Unlike most major commercial developments, the council has taken control of developing the scheme and will retain control of the site with the buildings leased out over 25 years. To help, the council turned to experienced developer Charles Brocklehurst, who was recruited as the client’s major projects executive and wants to create a “new, vibrant destination in High Wycombe”. That ideal is evident throughout the design for the entire project as Richard Wheeler, the operations manager at Willmott Dixon, the contractor appointed by the council to build out the first two phases, can attest.
Wheeler says: “The council is keen to raise the profile of Wycombe. There has been a town centre redevelopment in recent years and this is a continuation. Charles has a vision for the Gateway to Wycombe. He wants to improve the entry to Wycombe.”
Before Willmott Dixon were brought on board, the council recruited Mace as development manager to help bring the proposals through the planning system. Mace is also providing a number of other services on the scheme including project management, cost management, design services and CDM co-ordinator but Richard Markland Architects was used to draw up the master plan. From the outset, the intention was to use the external design to make the site visible from the roads bringing visitors to the town.
“It’s quite a compact and ambitious scheme for the area and an interesting range of uses for an edge of town scheme,” says Richard Markland.
“With the master plan, we needed to essentially have two leisure centres in operation so that we could close on and keep the other open and have a smooth transition. The client also wanted a flexible master plan so that we could put the headquarters where the hotel is. Within that, there is a spine road through the centre which is fixed.”
With 250 houses near the development and an area of outstanding natural beauty on the opposite side of the A404, the design has had to ensure that sightlines are not damaged.
Tree planting will play a major part. Around 116 trees were removed and more than that number will be planted at the site as a shield from both the nearby existing housing and also the motorway. However, that will only be a shield for visitors already inside Handy Cross Hub.
What the design aimed to achieve was to create an inward-facing scheme for the visitors, who would interact instead of just turning up and then leaving.

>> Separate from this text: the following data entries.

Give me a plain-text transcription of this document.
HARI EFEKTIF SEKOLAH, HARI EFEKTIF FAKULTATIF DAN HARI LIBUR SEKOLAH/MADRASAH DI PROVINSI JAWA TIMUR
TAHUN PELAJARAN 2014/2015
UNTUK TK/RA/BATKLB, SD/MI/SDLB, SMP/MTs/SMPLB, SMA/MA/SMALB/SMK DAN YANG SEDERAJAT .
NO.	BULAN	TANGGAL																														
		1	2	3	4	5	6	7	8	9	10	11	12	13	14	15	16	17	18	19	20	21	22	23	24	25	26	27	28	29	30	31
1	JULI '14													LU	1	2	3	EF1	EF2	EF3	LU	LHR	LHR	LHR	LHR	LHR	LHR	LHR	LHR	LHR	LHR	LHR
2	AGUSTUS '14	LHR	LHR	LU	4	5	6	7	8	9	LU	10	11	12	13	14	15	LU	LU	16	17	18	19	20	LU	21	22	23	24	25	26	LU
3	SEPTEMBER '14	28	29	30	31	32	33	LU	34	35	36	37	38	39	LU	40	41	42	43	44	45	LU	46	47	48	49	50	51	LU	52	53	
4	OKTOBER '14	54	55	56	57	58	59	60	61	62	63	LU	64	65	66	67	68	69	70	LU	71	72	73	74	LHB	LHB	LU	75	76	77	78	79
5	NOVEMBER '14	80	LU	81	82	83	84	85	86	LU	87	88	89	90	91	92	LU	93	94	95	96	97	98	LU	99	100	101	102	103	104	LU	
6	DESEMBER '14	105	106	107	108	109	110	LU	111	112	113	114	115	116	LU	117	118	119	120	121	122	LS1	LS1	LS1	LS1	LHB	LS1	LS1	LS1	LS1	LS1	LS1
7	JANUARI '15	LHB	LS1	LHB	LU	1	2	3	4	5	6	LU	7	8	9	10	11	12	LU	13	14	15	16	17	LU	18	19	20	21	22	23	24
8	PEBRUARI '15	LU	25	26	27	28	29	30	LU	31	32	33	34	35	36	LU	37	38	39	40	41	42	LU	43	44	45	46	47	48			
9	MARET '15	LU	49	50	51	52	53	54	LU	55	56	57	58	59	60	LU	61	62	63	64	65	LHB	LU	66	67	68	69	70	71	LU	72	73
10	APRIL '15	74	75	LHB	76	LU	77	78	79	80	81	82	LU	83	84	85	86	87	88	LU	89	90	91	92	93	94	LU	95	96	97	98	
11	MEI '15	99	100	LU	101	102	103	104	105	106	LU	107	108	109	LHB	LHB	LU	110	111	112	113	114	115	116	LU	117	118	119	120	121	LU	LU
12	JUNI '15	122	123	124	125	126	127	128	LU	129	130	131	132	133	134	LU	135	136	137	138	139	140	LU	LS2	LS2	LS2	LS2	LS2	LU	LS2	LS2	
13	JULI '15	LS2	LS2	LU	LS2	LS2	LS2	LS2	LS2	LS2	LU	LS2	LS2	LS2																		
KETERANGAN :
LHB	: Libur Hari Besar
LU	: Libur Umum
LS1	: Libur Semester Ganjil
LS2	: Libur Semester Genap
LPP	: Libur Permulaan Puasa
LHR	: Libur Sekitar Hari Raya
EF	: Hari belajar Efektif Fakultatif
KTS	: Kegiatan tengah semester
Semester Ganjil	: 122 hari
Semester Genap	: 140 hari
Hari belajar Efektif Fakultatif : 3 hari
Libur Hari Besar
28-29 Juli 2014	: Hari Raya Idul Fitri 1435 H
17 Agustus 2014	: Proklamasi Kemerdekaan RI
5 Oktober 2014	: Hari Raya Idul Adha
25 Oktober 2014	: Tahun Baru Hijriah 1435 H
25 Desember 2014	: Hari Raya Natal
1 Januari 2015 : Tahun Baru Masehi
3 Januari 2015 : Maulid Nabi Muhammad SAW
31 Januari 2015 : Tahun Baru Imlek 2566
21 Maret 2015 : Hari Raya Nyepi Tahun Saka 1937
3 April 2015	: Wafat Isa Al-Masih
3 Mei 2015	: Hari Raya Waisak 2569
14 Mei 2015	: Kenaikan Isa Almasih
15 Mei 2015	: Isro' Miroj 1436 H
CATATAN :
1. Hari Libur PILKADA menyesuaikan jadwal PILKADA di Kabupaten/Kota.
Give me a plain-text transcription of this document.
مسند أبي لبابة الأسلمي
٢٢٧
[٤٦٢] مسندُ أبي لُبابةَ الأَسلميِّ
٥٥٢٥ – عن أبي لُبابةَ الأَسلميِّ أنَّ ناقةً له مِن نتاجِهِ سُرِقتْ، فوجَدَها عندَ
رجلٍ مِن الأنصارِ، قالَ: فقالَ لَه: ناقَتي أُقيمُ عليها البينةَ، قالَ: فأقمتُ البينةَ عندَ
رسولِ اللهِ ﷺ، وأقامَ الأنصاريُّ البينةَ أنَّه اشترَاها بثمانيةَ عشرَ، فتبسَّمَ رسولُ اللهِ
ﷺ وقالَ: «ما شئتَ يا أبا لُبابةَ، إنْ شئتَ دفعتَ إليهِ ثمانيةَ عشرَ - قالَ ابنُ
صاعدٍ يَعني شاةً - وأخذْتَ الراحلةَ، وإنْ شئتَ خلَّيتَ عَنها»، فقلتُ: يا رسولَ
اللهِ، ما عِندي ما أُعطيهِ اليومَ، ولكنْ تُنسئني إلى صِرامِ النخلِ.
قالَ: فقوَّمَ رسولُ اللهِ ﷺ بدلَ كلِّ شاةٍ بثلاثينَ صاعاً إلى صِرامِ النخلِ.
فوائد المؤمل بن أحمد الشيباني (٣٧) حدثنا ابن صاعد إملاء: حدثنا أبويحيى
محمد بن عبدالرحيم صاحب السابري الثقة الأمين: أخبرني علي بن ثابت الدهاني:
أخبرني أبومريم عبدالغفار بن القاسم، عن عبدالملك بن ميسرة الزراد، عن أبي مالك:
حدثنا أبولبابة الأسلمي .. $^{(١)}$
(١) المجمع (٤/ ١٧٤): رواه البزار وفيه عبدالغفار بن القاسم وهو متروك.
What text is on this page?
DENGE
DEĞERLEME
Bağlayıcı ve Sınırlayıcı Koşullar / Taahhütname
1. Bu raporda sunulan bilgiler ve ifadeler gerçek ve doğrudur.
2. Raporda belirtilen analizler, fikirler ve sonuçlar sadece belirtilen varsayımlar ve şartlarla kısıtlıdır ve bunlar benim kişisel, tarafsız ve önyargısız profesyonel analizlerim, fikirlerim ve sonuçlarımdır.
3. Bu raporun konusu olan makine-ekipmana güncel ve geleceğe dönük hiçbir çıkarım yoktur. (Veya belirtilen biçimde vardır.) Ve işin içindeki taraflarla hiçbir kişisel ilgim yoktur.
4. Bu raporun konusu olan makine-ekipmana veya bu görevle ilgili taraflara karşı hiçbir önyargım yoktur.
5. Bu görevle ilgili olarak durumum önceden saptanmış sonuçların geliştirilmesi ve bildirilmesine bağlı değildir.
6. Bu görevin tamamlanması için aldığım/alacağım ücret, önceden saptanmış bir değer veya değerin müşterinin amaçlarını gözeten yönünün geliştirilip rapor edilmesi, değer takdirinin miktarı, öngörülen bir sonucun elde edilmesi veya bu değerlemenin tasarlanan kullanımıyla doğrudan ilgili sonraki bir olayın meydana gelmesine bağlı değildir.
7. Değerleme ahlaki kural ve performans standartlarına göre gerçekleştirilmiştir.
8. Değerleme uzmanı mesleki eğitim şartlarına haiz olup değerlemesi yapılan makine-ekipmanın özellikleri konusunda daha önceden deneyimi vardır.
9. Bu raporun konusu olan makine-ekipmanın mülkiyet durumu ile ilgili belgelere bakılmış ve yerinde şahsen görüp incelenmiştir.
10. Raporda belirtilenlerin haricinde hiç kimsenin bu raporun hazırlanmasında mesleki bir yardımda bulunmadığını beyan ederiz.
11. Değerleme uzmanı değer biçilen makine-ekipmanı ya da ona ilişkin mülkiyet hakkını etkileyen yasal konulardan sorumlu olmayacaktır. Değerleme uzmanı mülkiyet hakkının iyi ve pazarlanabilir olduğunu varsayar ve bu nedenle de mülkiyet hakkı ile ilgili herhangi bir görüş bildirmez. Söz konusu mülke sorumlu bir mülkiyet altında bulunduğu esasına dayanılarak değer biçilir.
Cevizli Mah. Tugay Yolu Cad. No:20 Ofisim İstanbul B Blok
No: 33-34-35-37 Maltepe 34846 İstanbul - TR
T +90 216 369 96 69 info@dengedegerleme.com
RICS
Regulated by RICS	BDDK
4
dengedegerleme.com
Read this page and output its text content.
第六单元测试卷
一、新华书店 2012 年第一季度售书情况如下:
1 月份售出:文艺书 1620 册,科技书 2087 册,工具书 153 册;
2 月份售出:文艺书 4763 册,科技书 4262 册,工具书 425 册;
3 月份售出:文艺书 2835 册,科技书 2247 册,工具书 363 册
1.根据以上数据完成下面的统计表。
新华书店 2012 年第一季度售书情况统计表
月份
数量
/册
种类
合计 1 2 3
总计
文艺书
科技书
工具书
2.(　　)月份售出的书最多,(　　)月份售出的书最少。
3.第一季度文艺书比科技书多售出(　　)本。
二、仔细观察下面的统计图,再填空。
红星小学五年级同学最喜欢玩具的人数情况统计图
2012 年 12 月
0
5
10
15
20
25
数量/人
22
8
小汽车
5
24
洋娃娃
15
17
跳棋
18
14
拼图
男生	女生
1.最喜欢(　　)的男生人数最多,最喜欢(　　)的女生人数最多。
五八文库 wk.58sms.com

Markland adds: “We didn’t want hermetic boxes that you can park in front of. Because it’s a car-serviced facility, we wanted to foster a sense of space so we have a positive public realm and the various parts of the scheme looking out onto that. With Waitrose, there was a discussion about where the café would be and we wanted it behind a glazed facade and facing out the spine road.”
The aim of the overriding design in the scheme’s master plan has also been to create a development that attracts attention and can be a striking new gateway to High Wycombe.
Richard Markland Architects came up with a master plan and Curtins is working as consulting civil engineer for the whole site. Gillespies has been retained by the council as landscape architect, but the architectural commissions for the individual buildings have been parcelled out as separate packages to different architects. Corstorphine & Wright are designing the supermarket for Waitrose and AFLS+P have the commission for the leisure centre element.
“Projects with swimming pools tend to be very specialist and Waitrose have their own stable of architects that they are happy working with,” says Markland, whose practice has retained the design role for the infrastructure.
For Waitrose, the store at the Handy Cross Hub will provide an entry into the town. The other major grocery chains have stores in Wycombe. Waitrose’s parent company the John Lewis group does have a non-food store in Wycombe, the nearest Waitrose store is in Marlow.
The designers on the Handy Hub store, Corstorphine & Wright, have designed other Waitrose projects before, including a £20 million store at Stratford-upon-Avon. Willmott Dixon has also worked recently for Waitrose in Aylesbury.
The Waitrose store at Handy Cross Hub will comprise 2,300 sq m of trading space and internally, the scheme differs little from the standard store scheme as Richard Wheeler can confirm, but externally the project has, like the rest of the scheme, been designed to make a statement to visitors to Wycombe.
“The council did a lot of consultation and this was the design that came out of that,” says Wheeler. “It’s a larger model Waitrose but what makes it different to the norm is the externals.
“It’s completely different to the standard Waitrose and that’s to fit in with the whole ethos of the site with feature cladding and to be a striking landmark building.” The design specification includes rain screen cladding and anodised Eyetech aluminium mesh, which have both been supplied by James & Taylor. Wheeler adds: “The cladding behind has weather tightness and the mesh in front is purely aesthetic.”
The other element of the Handy Cross scheme that is on site is the leisure centre, The old leisure centre will ultimately be demolished to make way for the new centre, which will be operated by PFP.
The leisure centre will feature a 50 m, eight lane swimming pool with a moveable floor that means scuba divers can train there. The centre will also include a climbing wall, a 20m by 8m training pool, a 12-court sports hall, two squash courts, a four-lane bowls rink and a 150-station gym.
Again, the idea of a design that can be seen from afar plays a part in the proposal drawn up by AFLS+P. The centre includes a giant media screen that was initially going to be part of the external elevation. The screen has since been moved inside, but can be seen from outside due to the large amount of glazing.
James & Taylor rain screen cladding has also been specified for the externals, along with pre-patinated aluminium cladding supplied by KME.
“Charles saw that at Beaconsfield Services and wanted to include it,” says Wheeler.
Construction on the Waitrose store will reach a peak in March and April 2015, when up to 250 people will be working on the scheme. Practical completion must be achieved by 16 November 2015.
“Waitrose will open that day,” says Wheeler. “They had requested that we hand over early but there are planning conditions that the leisure centre has to be operable and we are 100 per cent complete on-site services.”
The council is aiming for a BREEAM rating of very good on both the Waitrose store and the leisure centre. Two more phases will then follow and on completion, the overall scheme will ultimately provide 33,000 sq mof buildings across the 17 acre site.
The remaining elements remain to be confirmed, but retail will again feature. One phase will comprise four commercial buildings, which will be a mix of B1 retail usage and offices, while the final phase will feature a flagship headquarters building and, depending on ongoing negotiations, a 150-bed hotel or a building that will become part of the headquarters development. For all these elements of the Handy Cross Hub, the same aesthetic will be applied to the design of making visitors notice.
“We know will leave a lasting legacy,” says Mace Real Estate Development Director Huw Griffiths.